Your job is creative and so is the job of the film's director and you have to carry out his ideas, so how does it work?
Priyan (Priyadarshan) once said that an art director is like my hand and the cameraman is like my eyes. There are three people who work together to bring you one thing: the director, cameraman and the art director.
A director tells you the scene you have to imagine, for example, for Agneepath the director told me the story and the things that he needs, like he told me we need an island, which should look isolated and away from Mumbai.
Immediately I suggested Diu because it is an apt location. It was difficult terrain to shoot in but it would be more difficult making the sets like that. After that I created the village and the house or whatever was needed in the film.

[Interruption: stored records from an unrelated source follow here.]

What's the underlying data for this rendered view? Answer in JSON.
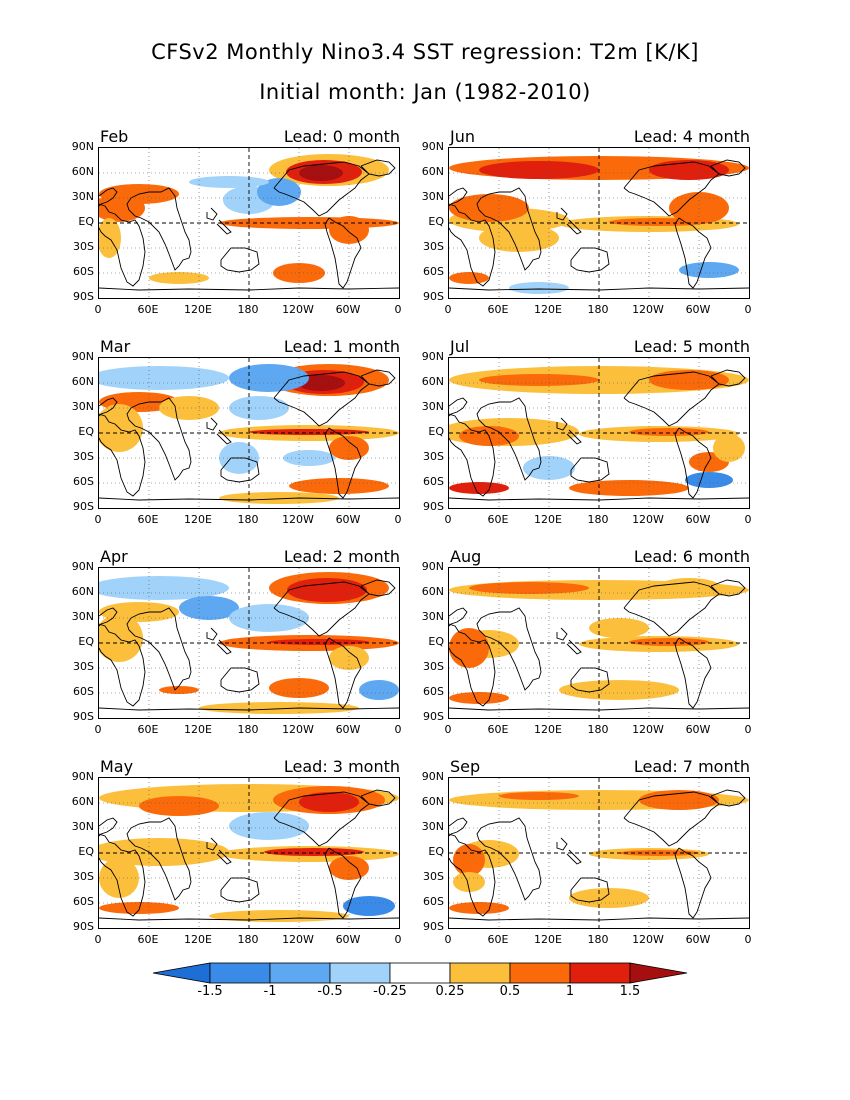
{
  "title": {
    "line1": "CFSv2 Monthly Nino3.4 SST regression: T2m [K/K]",
    "line2": "Initial month: Jan (1982-2010)"
  },
  "axes": {
    "lat_labels": [
      "90N",
      "60N",
      "30N",
      "EQ",
      "30S",
      "60S",
      "90S"
    ],
    "lon_labels": [
      "0",
      "60E",
      "120E",
      "180",
      "120W",
      "60W",
      "0"
    ]
  },
  "panels": [
    {
      "month": "Feb",
      "lead": "Lead: 0 month"
    },
    {
      "month": "Jun",
      "lead": "Lead: 4 month"
    },
    {
      "month": "Mar",
      "lead": "Lead: 1 month"
    },
    {
      "month": "Jul",
      "lead": "Lead: 5 month"
    },
    {
      "month": "Apr",
      "lead": "Lead: 2 month"
    },
    {
      "month": "Aug",
      "lead": "Lead: 6 month"
    },
    {
      "month": "May",
      "lead": "Lead: 3 month"
    },
    {
      "month": "Sep",
      "lead": "Lead: 7 month"
    }
  ],
  "colorbar": {
    "ticks": [
      "-1.5",
      "-1",
      "-0.5",
      "-0.25",
      "0.25",
      "0.5",
      "1",
      "1.5"
    ],
    "colors": [
      "#1e6ed8",
      "#3a8ae8",
      "#5da8f0",
      "#a0d2fa",
      "#ffffff",
      "#fbbf3c",
      "#fb6a0a",
      "#e0200c",
      "#a50f0f"
    ]
  }
}
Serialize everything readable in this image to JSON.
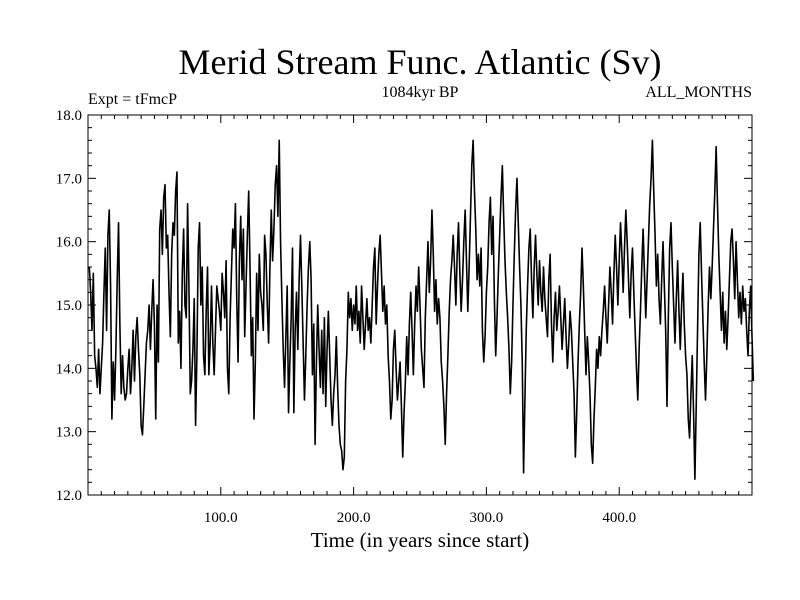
{
  "chart_data": {
    "type": "line",
    "title": "Merid Stream Func. Atlantic (Sv)",
    "subtitle_left": "Expt = tFmcP",
    "subtitle_center": "1084kyr BP",
    "subtitle_right": "ALL_MONTHS",
    "xlabel": "Time (in years since start)",
    "ylabel": "",
    "xlim": [
      0,
      500
    ],
    "ylim": [
      12.0,
      18.0
    ],
    "xticks": [
      100,
      200,
      300,
      400
    ],
    "xtick_labels": [
      "100.0",
      "200.0",
      "300.0",
      "400.0"
    ],
    "yticks": [
      12,
      13,
      14,
      15,
      16,
      17,
      18
    ],
    "ytick_labels": [
      "12.0",
      "13.0",
      "14.0",
      "15.0",
      "16.0",
      "17.0",
      "18.0"
    ],
    "series": [
      {
        "name": "Merid Stream Func. Atlantic",
        "x_start": 1,
        "x_step": 1,
        "values": [
          15.6,
          15.2,
          14.6,
          15.5,
          14.2,
          14.0,
          13.7,
          14.3,
          13.6,
          14.0,
          14.4,
          15.2,
          15.9,
          14.6,
          16.1,
          16.5,
          15.3,
          13.2,
          14.1,
          13.5,
          14.3,
          15.4,
          16.3,
          14.7,
          13.6,
          14.2,
          13.7,
          13.5,
          13.6,
          14.0,
          14.3,
          13.6,
          14.0,
          14.6,
          13.8,
          14.5,
          14.8,
          14.3,
          13.9,
          13.1,
          12.95,
          13.4,
          13.9,
          14.4,
          14.6,
          15.0,
          14.3,
          14.9,
          15.4,
          14.7,
          13.2,
          15.0,
          14.1,
          16.2,
          16.5,
          15.8,
          16.7,
          16.9,
          15.9,
          16.1,
          15.2,
          14.5,
          15.8,
          16.3,
          16.1,
          16.8,
          17.1,
          14.4,
          14.9,
          14.0,
          15.5,
          16.2,
          15.0,
          14.8,
          16.6,
          15.3,
          13.6,
          13.8,
          14.3,
          15.1,
          13.1,
          14.2,
          15.9,
          16.3,
          15.0,
          15.6,
          14.2,
          13.9,
          14.9,
          15.6,
          13.9,
          14.4,
          15.3,
          14.4,
          13.9,
          14.6,
          15.3,
          15.1,
          14.9,
          14.6,
          15.5,
          15.2,
          14.8,
          15.7,
          14.0,
          13.6,
          14.8,
          15.5,
          16.2,
          15.9,
          16.6,
          15.1,
          14.1,
          15.7,
          16.4,
          15.4,
          16.2,
          14.5,
          15.3,
          16.1,
          16.8,
          15.6,
          14.2,
          14.8,
          13.2,
          14.1,
          15.5,
          14.6,
          15.8,
          15.2,
          15.0,
          14.6,
          16.1,
          15.8,
          15.0,
          14.4,
          15.6,
          16.5,
          15.7,
          16.2,
          16.9,
          17.2,
          16.4,
          17.6,
          16.0,
          15.1,
          14.3,
          13.7,
          14.5,
          15.3,
          13.3,
          14.1,
          14.8,
          15.9,
          13.3,
          14.6,
          15.2,
          14.3,
          15.4,
          16.1,
          15.3,
          14.4,
          13.5,
          14.2,
          15.0,
          15.6,
          16.0,
          15.4,
          13.9,
          14.7,
          12.8,
          14.1,
          15.0,
          14.3,
          13.7,
          14.6,
          13.6,
          14.8,
          13.4,
          14.3,
          14.9,
          14.2,
          13.5,
          13.1,
          13.6,
          13.9,
          14.5,
          13.7,
          13.1,
          12.8,
          12.7,
          12.4,
          12.6,
          13.8,
          14.3,
          15.2,
          14.8,
          15.1,
          14.6,
          15.0,
          14.7,
          15.3,
          14.6,
          14.9,
          14.4,
          15.3,
          14.8,
          14.3,
          14.7,
          15.1,
          14.6,
          14.8,
          14.4,
          15.0,
          15.6,
          15.9,
          14.7,
          15.3,
          15.8,
          16.1,
          15.5,
          14.9,
          15.3,
          14.7,
          15.0,
          14.2,
          13.8,
          13.2,
          13.5,
          14.3,
          14.6,
          14.0,
          13.5,
          13.8,
          14.1,
          13.4,
          12.6,
          13.3,
          13.8,
          14.5,
          13.9,
          14.7,
          15.2,
          14.6,
          13.9,
          14.7,
          15.3,
          14.9,
          15.6,
          15.0,
          14.3,
          14.0,
          13.7,
          14.8,
          15.4,
          16.0,
          15.2,
          15.7,
          16.5,
          15.8,
          14.9,
          15.4,
          14.7,
          15.1,
          14.8,
          14.1,
          13.8,
          13.4,
          12.8,
          13.6,
          14.2,
          14.9,
          15.4,
          15.7,
          16.1,
          15.6,
          15.0,
          15.8,
          16.3,
          15.5,
          14.9,
          15.4,
          16.0,
          16.5,
          15.7,
          14.9,
          15.6,
          16.4,
          17.2,
          17.6,
          16.8,
          16.2,
          15.4,
          15.8,
          15.3,
          15.9,
          14.6,
          14.1,
          14.5,
          15.2,
          15.6,
          16.3,
          16.7,
          15.8,
          16.4,
          15.1,
          14.2,
          14.8,
          15.5,
          16.1,
          16.7,
          17.2,
          16.4,
          15.7,
          15.2,
          14.8,
          14.3,
          13.6,
          14.1,
          15.0,
          15.8,
          16.5,
          17.0,
          16.3,
          15.6,
          15.0,
          14.1,
          12.35,
          13.5,
          14.6,
          15.3,
          15.9,
          16.2,
          15.4,
          14.8,
          15.6,
          16.1,
          15.5,
          15.0,
          15.7,
          15.2,
          14.9,
          15.6,
          15.1,
          14.8,
          14.5,
          15.4,
          15.8,
          14.7,
          14.1,
          14.8,
          15.2,
          14.6,
          14.9,
          15.3,
          14.8,
          14.3,
          14.7,
          15.1,
          14.5,
          14.0,
          14.4,
          14.9,
          14.6,
          14.1,
          13.6,
          12.6,
          13.3,
          14.1,
          14.7,
          15.2,
          15.9,
          15.3,
          14.6,
          13.9,
          14.5,
          14.1,
          13.6,
          12.8,
          12.5,
          13.2,
          13.7,
          14.3,
          14.0,
          14.5,
          14.2,
          14.6,
          14.9,
          15.3,
          14.8,
          14.4,
          15.0,
          15.6,
          15.2,
          14.7,
          15.5,
          16.1,
          15.6,
          15.0,
          15.7,
          16.3,
          15.8,
          15.2,
          15.9,
          16.5,
          16.0,
          15.4,
          14.8,
          15.5,
          15.9,
          15.2,
          14.6,
          14.0,
          13.5,
          14.3,
          14.9,
          15.6,
          16.2,
          15.5,
          14.8,
          15.4,
          16.0,
          16.6,
          17.0,
          17.6,
          16.8,
          16.1,
          15.3,
          15.8,
          15.1,
          14.7,
          15.4,
          16.0,
          15.3,
          14.6,
          13.4,
          14.8,
          15.9,
          16.3,
          15.6,
          15.0,
          14.4,
          15.1,
          15.7,
          14.9,
          14.3,
          15.0,
          15.5,
          14.7,
          14.2,
          13.9,
          13.2,
          12.9,
          13.6,
          14.2,
          13.3,
          12.25,
          13.4,
          14.6,
          15.8,
          16.3,
          15.5,
          14.8,
          14.1,
          13.5,
          14.2,
          15.0,
          15.6,
          15.1,
          15.6,
          16.2,
          16.8,
          17.5,
          16.6,
          15.8,
          15.2,
          14.6,
          15.2,
          14.4,
          14.9,
          14.3,
          14.8,
          15.4,
          16.0,
          16.2,
          15.7,
          15.1,
          16.0,
          15.4,
          14.8,
          15.2,
          14.7,
          15.3,
          14.9,
          15.1,
          14.6,
          14.2,
          14.9,
          15.3,
          14.5,
          13.8
        ]
      }
    ]
  }
}
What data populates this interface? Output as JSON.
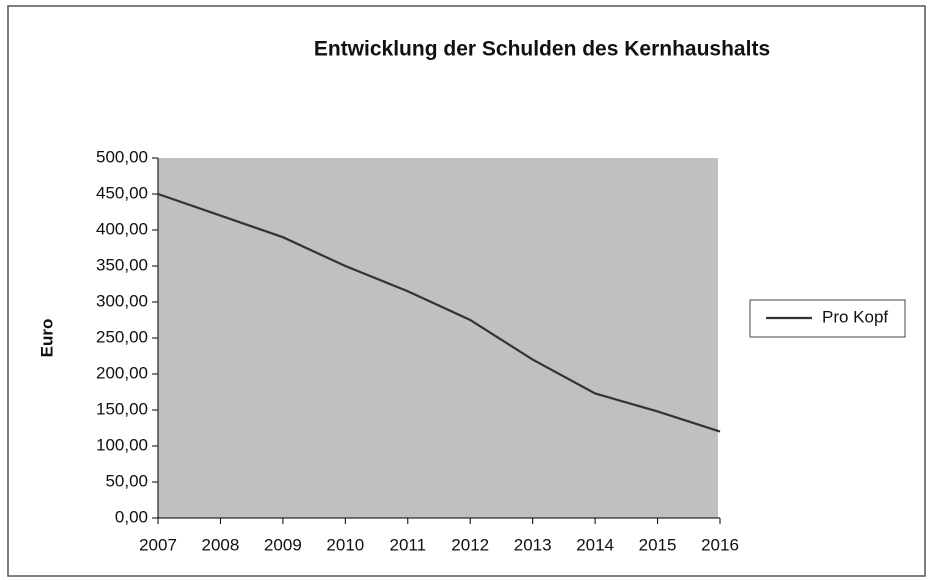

When you work on projects like Agneepath which have already been created years ago, does it still challenge you?
I don't get influenced. Every film demands certain things. This Agneepath's script has been changed, and a lot has been based on that. Even the village was based on present conditions.
If the same Agneepath was made in Malayalam or Tamil, I would have suggested a different place in Kerala or Tamil Nadu, and not Diu because it would have closer.
We take references from different places but we make things according to the film's characters. When I worked on Kaalapani, I used the memory of the tea estate that I grew up in, where Englishmen made the staff. Observation is part of our job.
For Gardish, you made Dhobi Ghat in Chennai. What is easier: copying a city that already exists or making a new village altogether?
Making a place that is not made altogether because you have to use more imagination. I am a huge fan of James Bond films and futuristic films. I created a song in Billu called Love Mera Hit Hit, which is futuristic where Shah Rukh Khan comes from another planet.
At the same time, the whole village is a set in Billu. I made it in Kamalistan studios.